Duke will also get $125 million for the 1,600-MW advanced-coal Cliffside
modernization projects in Cleveland and Rutherford counties, North Carolina,
as will LG&E Energy parent E.ON US for the 750-MW Trimble County 2 advanced
supercritical pulverized-coal plant in Bedford, Kentucky.
In addition, the departments awarded $350 million to be shared among four
gasification projects in which the gas is used in other applications than
electricity production, but only named two recipients: California-based Carson
Hydrogen Power in Carson, California, and TXU Energy's Longview Gasification
and Refueling Project in Longview, Texas. The other two recipients chose not
to disclose their award, which is their right under the tax code, Bodman said.
To retain the assistance, the nine projects need to obtain permits in two
years and be built within seven years.
The IGCC projects could help plants reach 60% efficiency rates, up from about
35% today, saving coal and helping address global warming, Bodman said.
DOE seeking to change EPAct
DOE said it would work with Congress to amend the tax program, established in
EPAct 2005, to help companies wanting to use subbituminous coal to qualify for
some of the $650 million still to be allocated. The law said the plants had to
be able to remove 99% of its sulfur dioxide emissions, a difficult task when
using low-sulfur subbituminous coal, which makes up the bulk of the supply in
the prolific Powder River Basin.
The subbituminous type provided 46% of the coal used in power plants last
year, according to the Energy Information Administration, with bituminous
contributing 46%, and the remainder coming from lignite and waste coal.

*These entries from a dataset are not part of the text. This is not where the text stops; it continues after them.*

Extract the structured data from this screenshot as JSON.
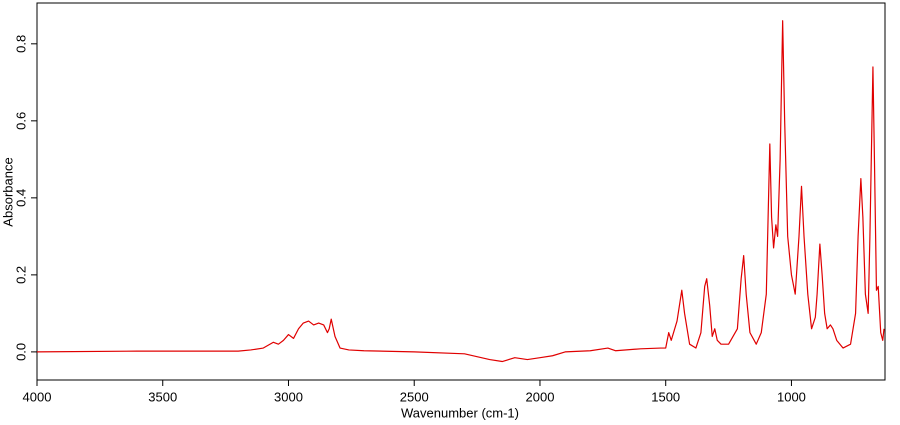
{
  "chart_data": {
    "type": "line",
    "xlabel": "Wavenumber (cm-1)",
    "ylabel": "Absorbance",
    "color": "#e00000",
    "xlim": [
      4000,
      628
    ],
    "ylim": [
      -0.073,
      0.906
    ],
    "xticks": [
      4000,
      3500,
      3000,
      2500,
      2000,
      1500,
      1000
    ],
    "yticks": [
      {
        "value": 0,
        "label": "0.0"
      },
      0.2,
      0.4,
      0.6,
      0.8
    ],
    "x": [
      4000,
      3600,
      3200,
      3150,
      3100,
      3060,
      3040,
      3020,
      3000,
      2980,
      2960,
      2941,
      2920,
      2900,
      2880,
      2860,
      2845,
      2838,
      2830,
      2815,
      2795,
      2760,
      2700,
      2500,
      2300,
      2200,
      2150,
      2100,
      2050,
      2000,
      1950,
      1900,
      1800,
      1730,
      1700,
      1600,
      1520,
      1500,
      1488,
      1478,
      1455,
      1436,
      1425,
      1405,
      1380,
      1360,
      1345,
      1337,
      1325,
      1315,
      1305,
      1295,
      1280,
      1250,
      1215,
      1200,
      1190,
      1180,
      1165,
      1140,
      1120,
      1100,
      1086,
      1079,
      1071,
      1062,
      1055,
      1045,
      1035,
      1027,
      1015,
      1000,
      985,
      970,
      960,
      950,
      935,
      920,
      905,
      898,
      887,
      878,
      868,
      858,
      845,
      835,
      820,
      795,
      765,
      745,
      735,
      724,
      716,
      706,
      695,
      688,
      676,
      670,
      662,
      655,
      645,
      637,
      632
    ],
    "values": [
      0.0,
      0.002,
      0.002,
      0.005,
      0.01,
      0.025,
      0.02,
      0.03,
      0.045,
      0.035,
      0.06,
      0.075,
      0.08,
      0.07,
      0.075,
      0.07,
      0.05,
      0.06,
      0.085,
      0.04,
      0.01,
      0.005,
      0.003,
      0.0,
      -0.005,
      -0.02,
      -0.025,
      -0.015,
      -0.02,
      -0.015,
      -0.01,
      0.0,
      0.003,
      0.01,
      0.003,
      0.008,
      0.01,
      0.01,
      0.05,
      0.03,
      0.08,
      0.16,
      0.1,
      0.02,
      0.01,
      0.05,
      0.17,
      0.19,
      0.12,
      0.04,
      0.06,
      0.03,
      0.02,
      0.02,
      0.06,
      0.19,
      0.25,
      0.15,
      0.05,
      0.02,
      0.05,
      0.15,
      0.54,
      0.35,
      0.27,
      0.33,
      0.3,
      0.5,
      0.86,
      0.6,
      0.3,
      0.2,
      0.15,
      0.3,
      0.43,
      0.3,
      0.15,
      0.06,
      0.09,
      0.15,
      0.28,
      0.2,
      0.1,
      0.06,
      0.07,
      0.06,
      0.03,
      0.01,
      0.02,
      0.1,
      0.3,
      0.45,
      0.35,
      0.15,
      0.1,
      0.3,
      0.74,
      0.5,
      0.16,
      0.17,
      0.05,
      0.03,
      0.06
    ]
  }
}
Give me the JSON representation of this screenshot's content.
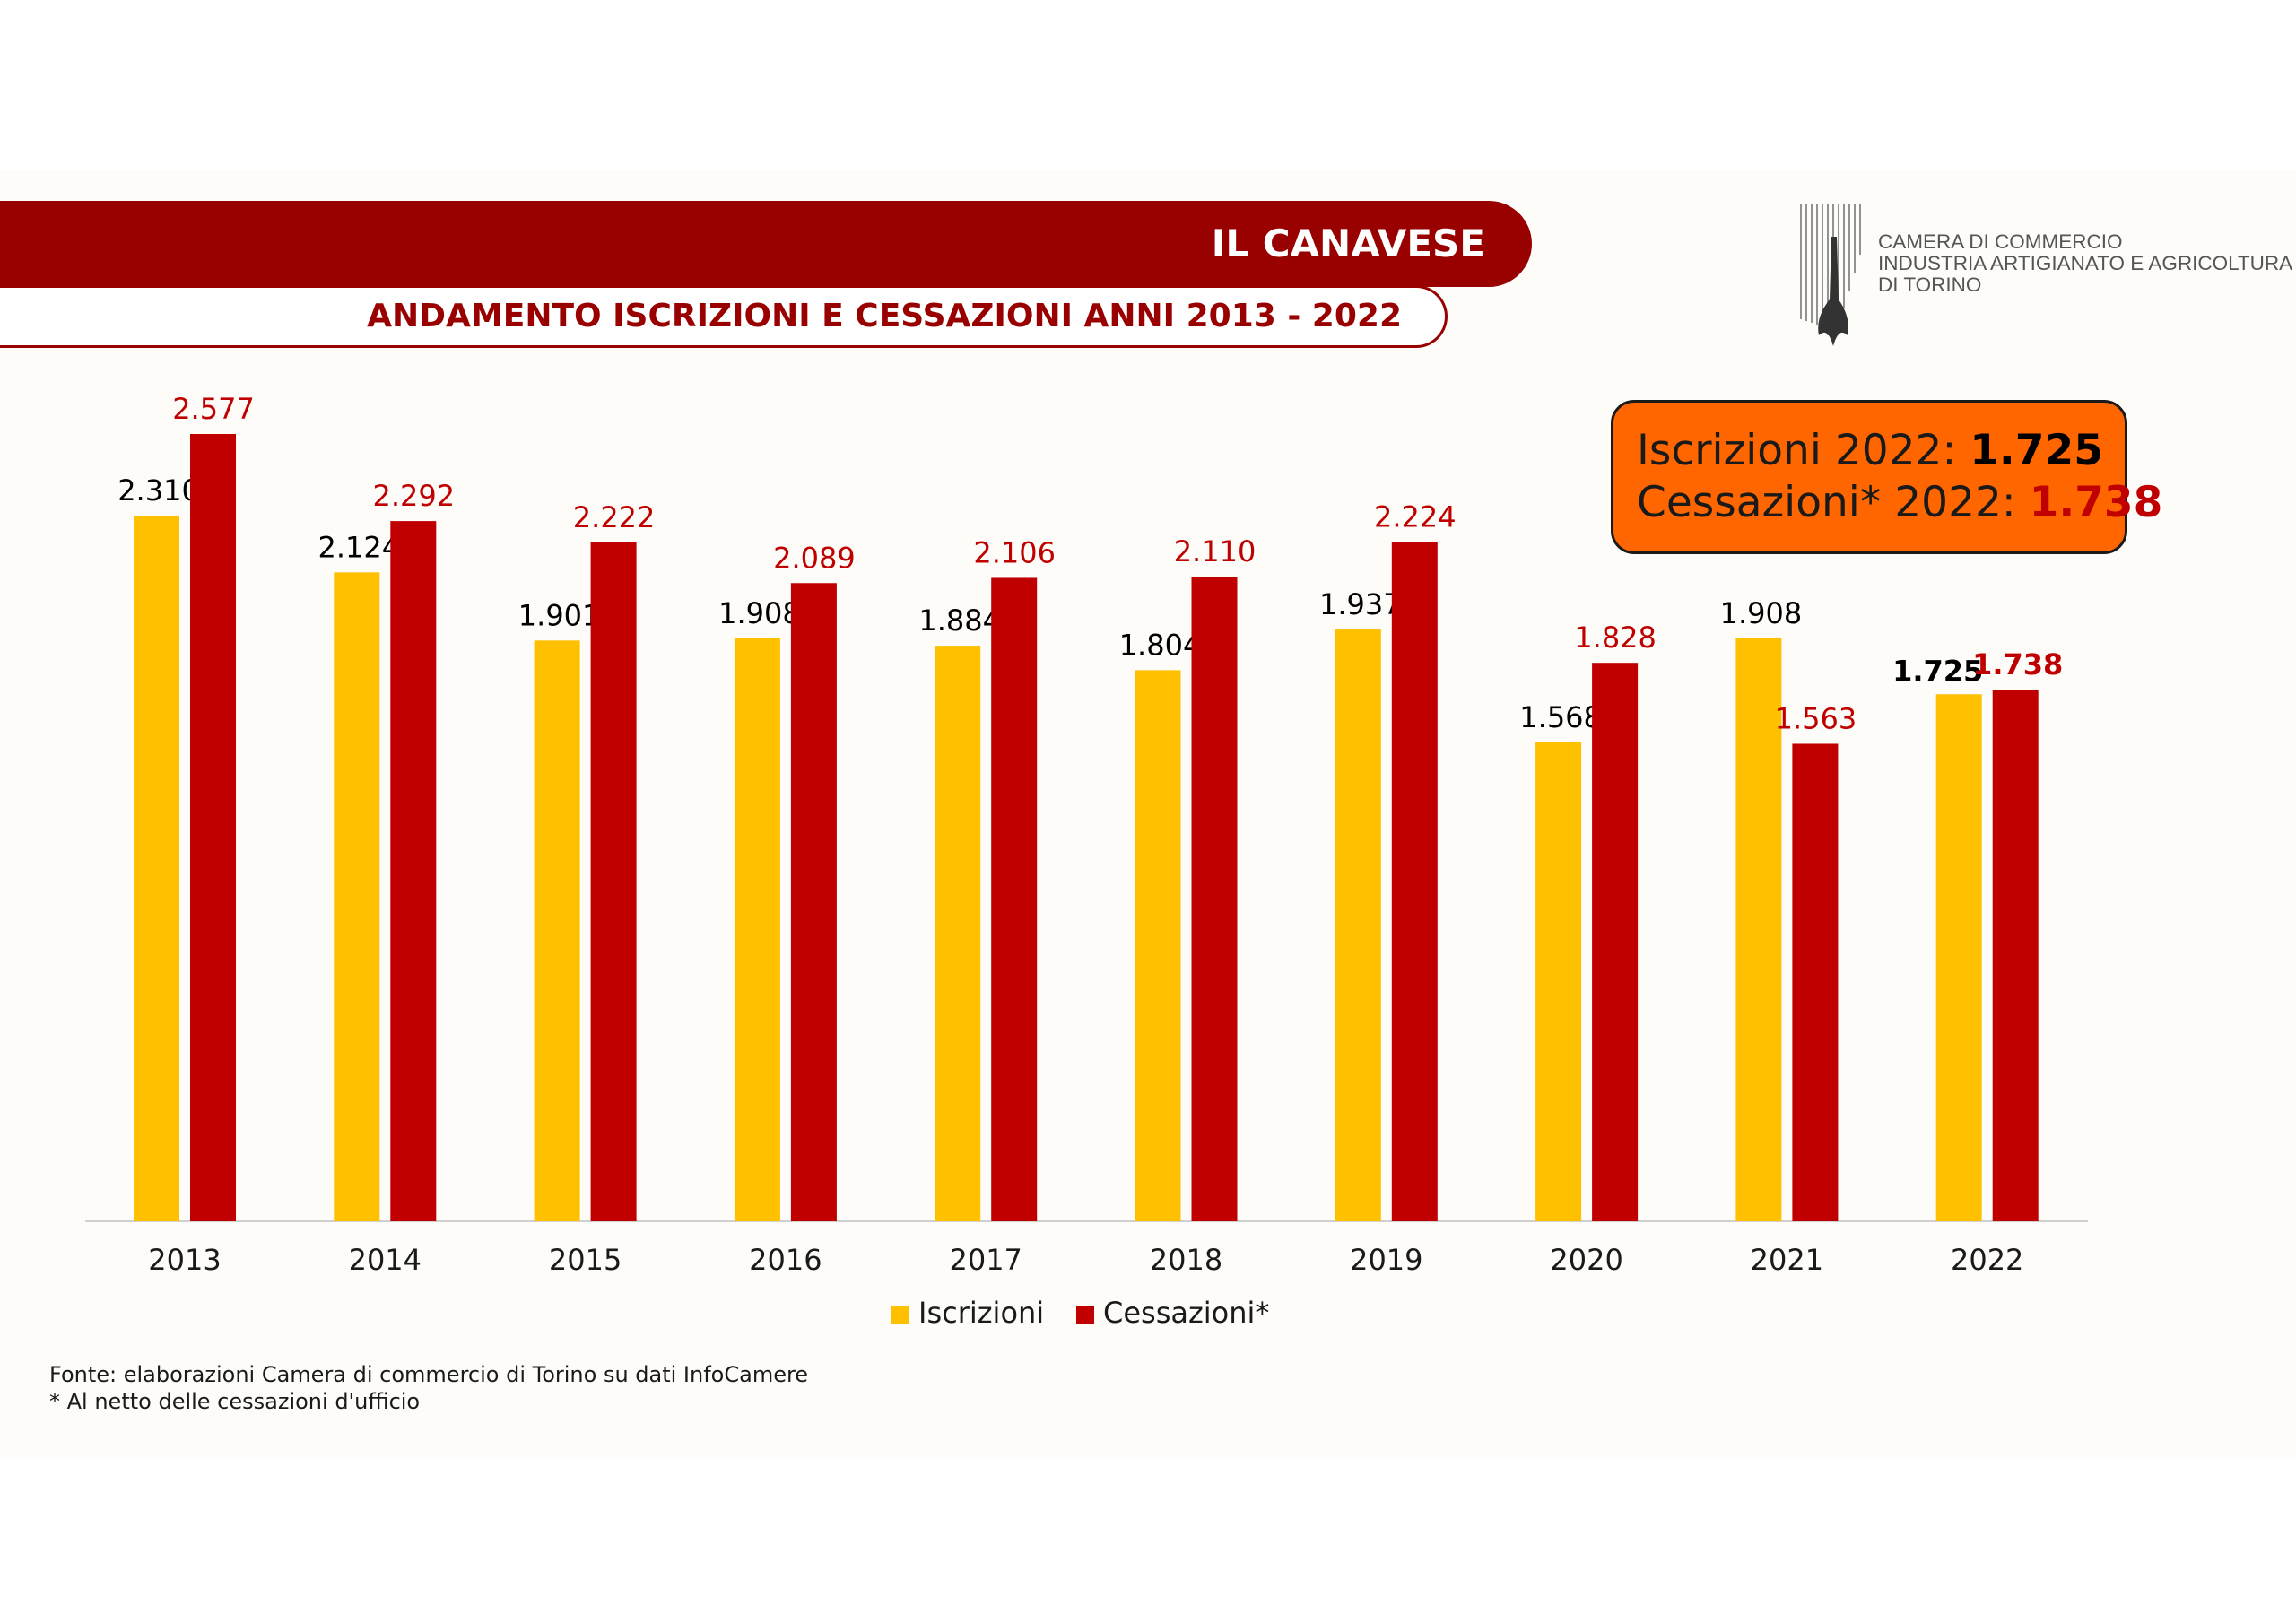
{
  "header": {
    "title": "IL CANAVESE",
    "subtitle": "ANDAMENTO ISCRIZIONI E CESSAZIONI ANNI 2013 - 2022"
  },
  "logo": {
    "line1": "CAMERA DI COMMERCIO",
    "line2": "INDUSTRIA ARTIGIANATO E AGRICOLTURA",
    "line3": "DI TORINO"
  },
  "callout": {
    "line1_label": "Iscrizioni 2022: ",
    "line1_value": "1.725",
    "line2_label": "Cessazioni* 2022: ",
    "line2_value": "1.738"
  },
  "footnotes": {
    "source": "Fonte: elaborazioni Camera di commercio di Torino su dati InfoCamere",
    "note": "* Al netto delle cessazioni d'ufficio"
  },
  "colors": {
    "header_bg": "#990000",
    "iscrizioni": "#ffc000",
    "cessazioni": "#c00000",
    "callout_bg": "#ff6600"
  },
  "chart_data": {
    "type": "bar",
    "categories": [
      "2013",
      "2014",
      "2015",
      "2016",
      "2017",
      "2018",
      "2019",
      "2020",
      "2021",
      "2022"
    ],
    "series": [
      {
        "name": "Iscrizioni",
        "values": [
          2310,
          2124,
          1901,
          1908,
          1884,
          1804,
          1937,
          1568,
          1908,
          1725
        ],
        "labels": [
          "2.310",
          "2.124",
          "1.901",
          "1.908",
          "1.884",
          "1.804",
          "1.937",
          "1.568",
          "1.908",
          "1.725"
        ],
        "color": "#ffc000"
      },
      {
        "name": "Cessazioni*",
        "values": [
          2577,
          2292,
          2222,
          2089,
          2106,
          2110,
          2224,
          1828,
          1563,
          1738
        ],
        "labels": [
          "2.577",
          "2.292",
          "2.222",
          "2.089",
          "2.106",
          "2.110",
          "2.224",
          "1.828",
          "1.563",
          "1.738"
        ],
        "color": "#c00000"
      }
    ],
    "ylim": [
      0,
      2577
    ],
    "legend_position": "bottom",
    "grid": false
  }
}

The IRS received applications from 49 companies seeking help for projects
worth a total of $58 billion. The agency is now accepting applications for the
remaining $650 million. It said $267 million will be available for IGCC
subbituminous projects, contingent upon changes to the SO2 removal
requirement; $133 million for lignite-powered IGCC plants; and $250 million
for an advanced coal plant that does not use gasification technology.